İyi insanlar, iyi atlara binip gidiyorlar

Hasan Karakaya

 
Takdir-î ilâhî... Geçen hafta bugün, merhum Erbakan Hoca"nın vefatıyla sarsıldığımızı haber vererek başlamıştık haftalık sohbetimize...
Bu hafta da; "aynı yolun yolcuları"ndan olan Tahir Büyükkörükçü Hocaefendi"nin vefat haberiyle sarsıldık.
"Yıldız"lar, birer birer kayıyor.
"İyi insanlar, iyi atlara binip gidiyor"lar...
Azalıyorlar...
"Alimler, Peygamberlerin varisleridir" mealindeki Hadis-i Şerif"e uygun bir "alim"di Tahir Hoca...
"İslâm" için çok gayret etti, çok "meşakkat"ler çekti, çok "mağdur" edildi...
"Sürgün" de gördü, "zindan" da!..
Önceki gün Konya"da vefat etti ve dün "yüzbinlerce seveni"nin omuzları üstünde de değil, "elleri" üzerinde defnedildi... "500 bin civarında" bir "insan seli" tarafından uğurlandı ebedî yolculuğuna...

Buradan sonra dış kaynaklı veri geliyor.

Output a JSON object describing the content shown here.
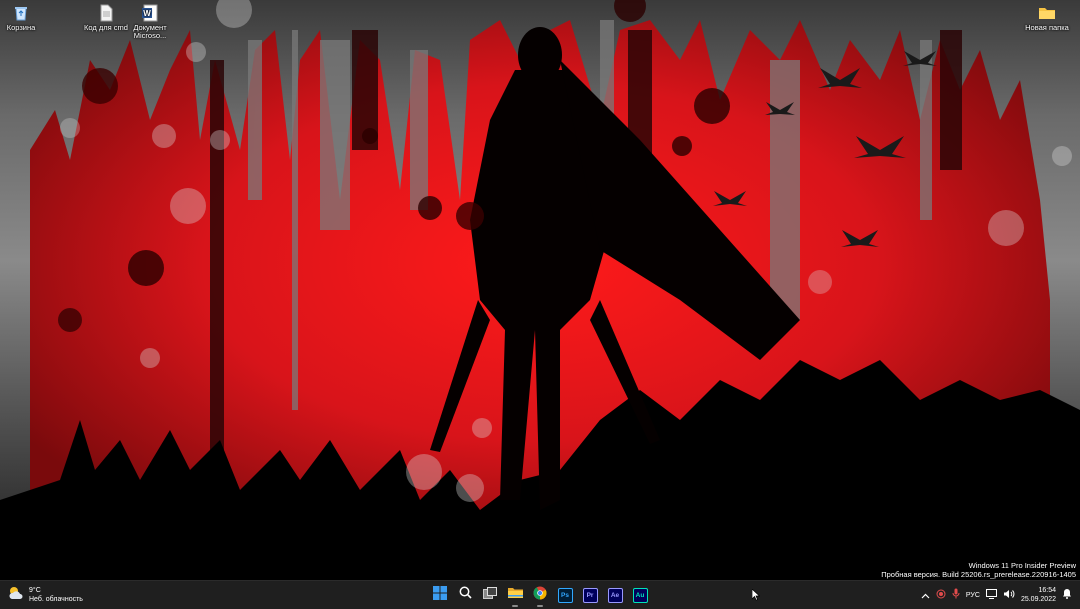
{
  "desktop": {
    "icons": [
      {
        "label": "Корзина",
        "icon": "recycle-bin-icon"
      },
      {
        "label": "Код для cmd",
        "icon": "text-file-icon"
      },
      {
        "label": "Документ Microsо...",
        "icon": "word-document-icon"
      },
      {
        "label": "Новая папка",
        "icon": "folder-icon"
      }
    ]
  },
  "watermark": {
    "line1": "Windows 11 Pro Insider Preview",
    "line2": "Пробная версия. Build 25206.rs_prerelease.220916-1405"
  },
  "taskbar": {
    "weather": {
      "temp": "9°C",
      "condition": "Неб. облачность",
      "icon": "partly-cloudy-icon"
    },
    "apps": [
      {
        "name": "start-button",
        "icon": "windows-logo-icon"
      },
      {
        "name": "search-button",
        "icon": "search-icon"
      },
      {
        "name": "task-view-button",
        "icon": "task-view-icon"
      },
      {
        "name": "file-explorer-button",
        "icon": "folder-icon"
      },
      {
        "name": "chrome-button",
        "icon": "chrome-icon"
      },
      {
        "name": "photoshop-button",
        "label": "Ps",
        "icon": "photoshop-icon"
      },
      {
        "name": "premiere-button",
        "label": "Pr",
        "icon": "premiere-icon"
      },
      {
        "name": "after-effects-button",
        "label": "Ae",
        "icon": "after-effects-icon"
      },
      {
        "name": "audition-button",
        "label": "Au",
        "icon": "audition-icon"
      }
    ],
    "tray": {
      "language": "РУС",
      "time": "16:54",
      "date": "25.09.2022"
    }
  },
  "colors": {
    "wallpaper_red": "#d8141a",
    "taskbar_bg": "#1f1f1f",
    "ps": "#31a8ff",
    "pr": "#9999ff",
    "ae": "#9999ff",
    "au": "#00e4bb"
  }
}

Cenab-ı Allah rahmet eylesin...
Acımız, gerçekten büyük...
İNÖNÜ"NÜN KORKULU RÜYASIYDI!
Daha geçen hafta Erbakan Hoca"yı kaybetmiştik... Bu hafta da Tahir Büyükkörükçü Hocaefendi"nin acısı çöktü yüreğimize...

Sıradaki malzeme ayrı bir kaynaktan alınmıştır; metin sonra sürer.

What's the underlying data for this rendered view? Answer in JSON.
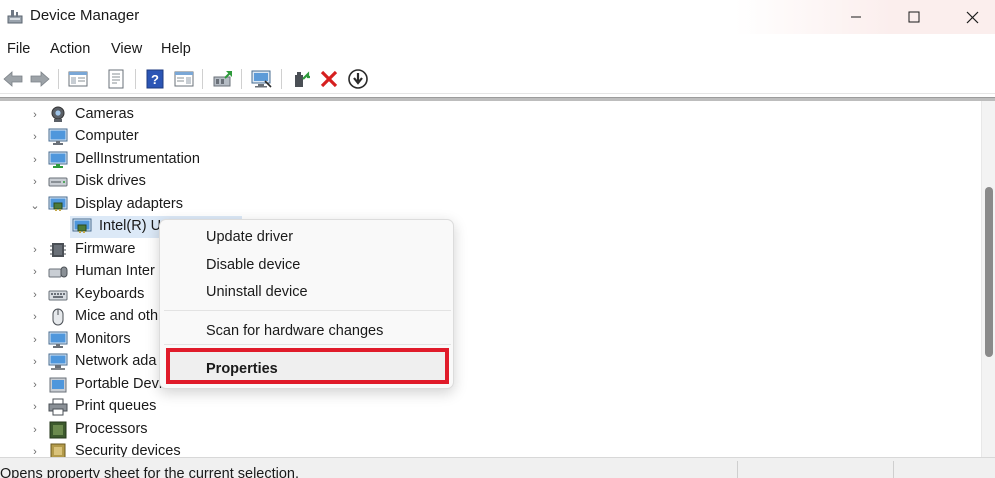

Çok hizmet etti İslâm"a...
1925 yılında doğduğu Konya"da; önce "vaiz" olur, kitleleri "vaaz"la irşad etmeye başlar...
Hayran olduğu Mahmud Sami Ramazanoğlu Hazretleri"nden de manevî ders alan Tahir Büyükkörükçü, kararlı ve titiz bir dervişti.
Asker dönüşü, eski garaj civarındaki Boncuk Camii"nde imamlığa başlayan Büyükkörükçü, diğer yandan da yarım kalan hafızlığını tamamlar...
Çeşitli camilerde verdiği vaazlara ilgi her geçen gün artar.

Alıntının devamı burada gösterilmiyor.